Il referme délicatement la porte derrière lui et me laisse seule dans la chaleur soudain étouffante de salle de bain. Mon reflet dans le miroir me renvoie une image que je ne reconnais plus : des joues rouges, des yeux brillants et perdus, des lèvres légèrement tremblantes.
Nom de Dieu… Qu’est-ce que je fais ?
Je me force à bouger. J’attrape ma robe, mais mes doigts glissent maladroitement sur le tissu, comme s’ils refusaient de collaborer. Mon regard se pose sur ma trousse à maquillage, abandonnée sur le rebord de l’évier. C’est l’anniversaire de ma belle-mère en devenir, et Nate m’a dit que ça leur ferait plaisir si je faisais un effort. Le souci étant que je n'ai pas l'habitude de me maquiller. Ça me semble tellement artificiel, que rien que l’idée de cet "effort" m’épuise d’avance. Je range la trousse et le reste de mes affaires avec un soupir d’agacement.
Je suis suffisamment perdue sans avoir à me faire passer pour ce que je ne suis pas.
Dès que j’attrape la poignée, elle s’ouvre brusquement, et je me fige instantanément. Zed est là, à quelques centimètres à peine, son regard planté dans le mien. Il porte un jean noir, fidèle à son style habituel. Par-dessus, une chemise blanche légèrement déboutonnée, révélant juste assez de peau pour me rappeler chaque centimètre que j’ai exploré, chaque souffle que j’ai volé sur son corps. Mon regard dérive, presque malgré moi. Une onde familière me traverse, ce frisson irrépressible qui surgit chaque fois qu’il est là, qu’il parle, qu’il respire. C’est comme si sa simple présence me réassemblait. Tout en lui semble avoir été fait pour moi, pour me compléter.
Je me sens rougir derrière mon sourire.
- Hey, je murmure pour dissimuler mon embarras.
- Hey toi-même, rétorque-t-il sur le même ton.
Un sourire contrit s’étire sur son visage. Il faut qu’on parle, c’est évident. Zed n’aime pas les discussions à coeur ouvert, mais il devra faire une exception pour celle-là. C’est trop important. Il y a tant de choses en jeu que je ne sais même pas comment entamer cette conversation. Tout est flou, tout se mélange dans ma tête.
- Zed… Il faudra… Quand tu pourras… Plus tard dans la soirée…
Les mots se bousculent dans ma bouche et sortent, totalement incohérents.
Sujet, verbe, complément, Maud !
- Tu auras un moment à m’accorder un peu plus tard ? je reprends. Il y a… des éléments dont on n’a pas eu l’occasion de discuter…, je grimace en lançant un coup d’œil furtif dans le couloir.

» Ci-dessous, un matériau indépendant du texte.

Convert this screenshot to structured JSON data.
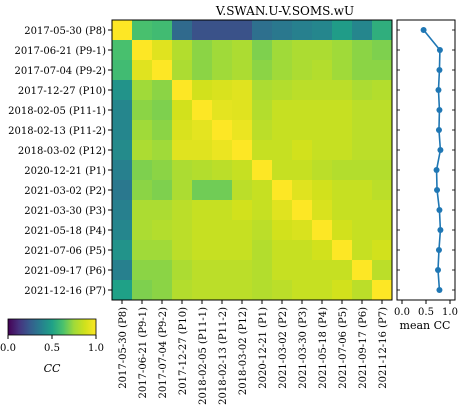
{
  "chart_data": [
    {
      "type": "heatmap",
      "title": "V.SWAN.U-V.SOMS.wU",
      "categories": [
        "2017-05-30 (P8)",
        "2017-06-21 (P9-1)",
        "2017-07-04 (P9-2)",
        "2017-12-27 (P10)",
        "2018-02-05 (P11-1)",
        "2018-02-13 (P11-2)",
        "2018-03-02 (P12)",
        "2020-12-21 (P1)",
        "2021-03-02 (P2)",
        "2021-03-30 (P3)",
        "2021-05-18 (P4)",
        "2021-07-06 (P5)",
        "2021-09-17 (P6)",
        "2021-12-16 (P7)"
      ],
      "values": [
        [
          1.0,
          0.62,
          0.6,
          0.3,
          0.22,
          0.22,
          0.22,
          0.32,
          0.35,
          0.38,
          0.4,
          0.48,
          0.4,
          0.55
        ],
        [
          0.62,
          1.0,
          0.92,
          0.8,
          0.72,
          0.75,
          0.78,
          0.7,
          0.75,
          0.78,
          0.78,
          0.75,
          0.72,
          0.7
        ],
        [
          0.6,
          0.92,
          1.0,
          0.78,
          0.72,
          0.75,
          0.78,
          0.72,
          0.75,
          0.78,
          0.8,
          0.75,
          0.72,
          0.72
        ],
        [
          0.45,
          0.75,
          0.72,
          1.0,
          0.88,
          0.9,
          0.92,
          0.78,
          0.8,
          0.82,
          0.82,
          0.82,
          0.78,
          0.8
        ],
        [
          0.4,
          0.72,
          0.7,
          0.88,
          1.0,
          0.93,
          0.92,
          0.8,
          0.85,
          0.85,
          0.85,
          0.85,
          0.82,
          0.82
        ],
        [
          0.4,
          0.75,
          0.72,
          0.9,
          0.93,
          1.0,
          0.95,
          0.82,
          0.85,
          0.85,
          0.85,
          0.85,
          0.82,
          0.82
        ],
        [
          0.42,
          0.78,
          0.75,
          0.92,
          0.92,
          0.95,
          1.0,
          0.85,
          0.85,
          0.88,
          0.85,
          0.85,
          0.82,
          0.82
        ],
        [
          0.38,
          0.7,
          0.72,
          0.78,
          0.8,
          0.82,
          0.85,
          1.0,
          0.85,
          0.85,
          0.82,
          0.8,
          0.8,
          0.8
        ],
        [
          0.35,
          0.72,
          0.7,
          0.78,
          0.68,
          0.68,
          0.82,
          0.85,
          1.0,
          0.92,
          0.88,
          0.85,
          0.85,
          0.82
        ],
        [
          0.38,
          0.78,
          0.78,
          0.82,
          0.85,
          0.85,
          0.88,
          0.85,
          0.92,
          1.0,
          0.9,
          0.85,
          0.85,
          0.85
        ],
        [
          0.4,
          0.78,
          0.8,
          0.82,
          0.85,
          0.85,
          0.85,
          0.82,
          0.88,
          0.9,
          1.0,
          0.88,
          0.85,
          0.85
        ],
        [
          0.45,
          0.75,
          0.75,
          0.82,
          0.85,
          0.85,
          0.85,
          0.8,
          0.85,
          0.85,
          0.88,
          1.0,
          0.85,
          0.88
        ],
        [
          0.38,
          0.72,
          0.72,
          0.78,
          0.82,
          0.82,
          0.82,
          0.8,
          0.85,
          0.85,
          0.85,
          0.85,
          1.0,
          0.82
        ],
        [
          0.5,
          0.7,
          0.72,
          0.8,
          0.82,
          0.82,
          0.82,
          0.8,
          0.82,
          0.85,
          0.85,
          0.88,
          0.82,
          1.0
        ]
      ]
    },
    {
      "type": "line",
      "xlabel": "mean CC",
      "xlim": [
        0.0,
        1.0
      ],
      "xticks": [
        "0.0",
        "0.5",
        "1.0"
      ],
      "categories": [
        "2017-05-30 (P8)",
        "2017-06-21 (P9-1)",
        "2017-07-04 (P9-2)",
        "2017-12-27 (P10)",
        "2018-02-05 (P11-1)",
        "2018-02-13 (P11-2)",
        "2018-03-02 (P12)",
        "2020-12-21 (P1)",
        "2021-03-02 (P2)",
        "2021-03-30 (P3)",
        "2021-05-18 (P4)",
        "2021-07-06 (P5)",
        "2021-09-17 (P6)",
        "2021-12-16 (P7)"
      ],
      "values": [
        0.45,
        0.79,
        0.78,
        0.76,
        0.78,
        0.77,
        0.8,
        0.72,
        0.73,
        0.78,
        0.8,
        0.77,
        0.75,
        0.78
      ],
      "color": "#1f77b4"
    }
  ],
  "colorbar": {
    "label": "CC",
    "ticks": [
      "0.0",
      "0.5",
      "1.0"
    ],
    "range": [
      0.0,
      1.0
    ]
  }
}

Comme le fait que je suis un cas désespéré et que je vais vous faire du mal et que je ne veux pas et que je suis perdue.
- Bien sûr. Je me suis dit la même chose, confie-t-il en me caressant la joue du bout des doigts.
Je presse ma joue contre sa main, la prends doucement dans la mienne et dépose un baiser sur sa paume.
- A tout à l’heure alors, je souffle.
Il me contourne pour entrer dans la salle de bain. De mon côté, je me dirige vers la chambre de Nate où ce dernier m’attend.
Je dois avoir une conversation avec Zed. Je dois avoir une conversation avec Nate. Je ne sais pas laquelle me rend le plus nerveuse, mais je n’ai pas d’autre choix que d’affronter l’une et l’autre. Pour le moment, je ne peux rien faire d’autre qu’attendre, alors j’avance le long du couloir, le coeur battant, prête à faire face à mon fiancé.